Use OptReader to read sqlite snapshots saved with saveFlag=True.

python
from UQPyL.optimization.runtime import OptReader


reader = OptReader("Result/ga_Sphere_20260509_1200_0000.sqlite3")
summary = reader.get_run_summary()
best = reader.load_last_best()
reader.close()
MethodReturnsMeaning
OptReader.list_runs(result_dir)table-like dataList saved optimization runs in a result directory.
get_run()dict or NoneReturn raw run metadata.
get_run_params()dictReturn stored algorithm parameters.
get_run_summary()dictReturn compact run summary.
load_algorithm()algorithm objectReconstruct the saved algorithm class with stored parameters.
load_problem()problem objectLoad the saved problem payload.

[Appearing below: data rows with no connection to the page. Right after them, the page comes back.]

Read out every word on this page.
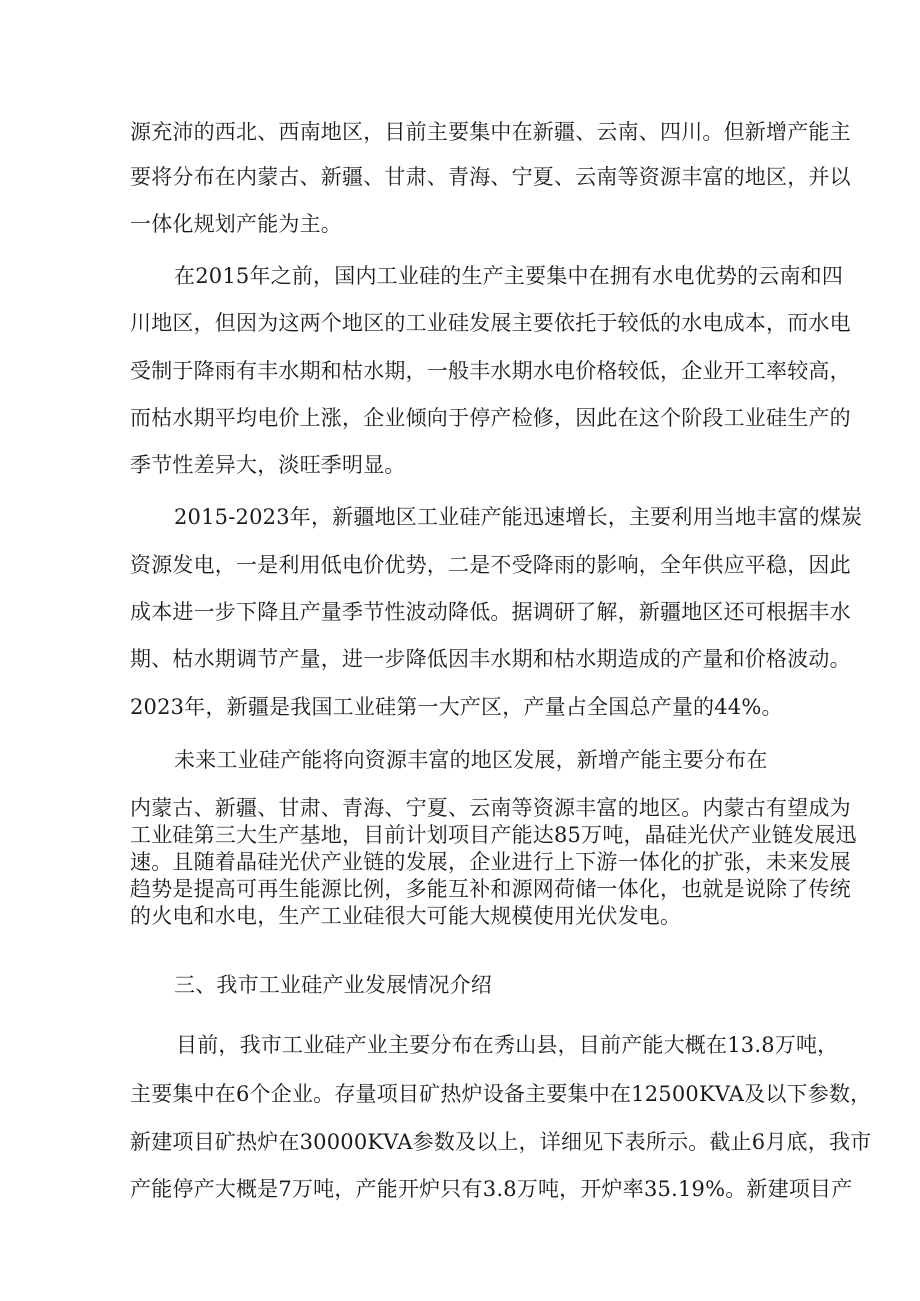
源充沛的西北、西南地区，目前主要集中在新疆、云南、四川。但新增产能主
要将分布在内蒙古、新疆、甘肃、青海、宁夏、云南等资源丰富的地区，并以
一体化规划产能为主。
在2015年之前，国内工业硅的生产主要集中在拥有水电优势的云南和四
川地区，但因为这两个地区的工业硅发展主要依托于较低的水电成本，而水电
受制于降雨有丰水期和枯水期，一般丰水期水电价格较低，企业开工率较高，
而枯水期平均电价上涨，企业倾向于停产检修，因此在这个阶段工业硅生产的
季节性差异大，淡旺季明显。
2015-2023年，新疆地区工业硅产能迅速增长，主要利用当地丰富的煤炭
资源发电，一是利用低电价优势，二是不受降雨的影响，全年供应平稳，因此
成本进一步下降且产量季节性波动降低。据调研了解，新疆地区还可根据丰水
期、枯水期调节产量，进一步降低因丰水期和枯水期造成的产量和价格波动。
2023年，新疆是我国工业硅第一大产区，产量占全国总产量的44%。
未来工业硅产能将向资源丰富的地区发展，新增产能主要分布在
内蒙古、新疆、甘肃、青海、宁夏、云南等资源丰富的地区。内蒙古有望成为
工业硅第三大生产基地，目前计划项目产能达85万吨，晶硅光伏产业链发展迅
速。且随着晶硅光伏产业链的发展，企业进行上下游一体化的扩张，未来发展
趋势是提高可再生能源比例，多能互补和源网荷储一体化，也就是说除了传统
的火电和水电，生产工业硅很大可能大规模使用光伏发电。
三、我市工业硅产业发展情况介绍
目前，我市工业硅产业主要分布在秀山县，目前产能大概在13.8万吨，
主要集中在6个企业。存量项目矿热炉设备主要集中在12500KVA及以下参数，
新建项目矿热炉在30000KVA参数及以上，详细见下表所示。截止6月底，我市
产能停产大概是7万吨，产能开炉只有3.8万吨，开炉率35.19%。新建项目产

list_snapshots()list[dict]List saved snapshots.
load_population(snapshotId)PopulationLoad population for a snapshot.
load_best(snapshotId)PopulationLoad best or Pareto population for a snapshot.
load_last_population()PopulationLoad the latest population snapshot.
load_last_best()PopulationLoad the latest best or Pareto snapshot.
close()NoneClose the sqlite connection.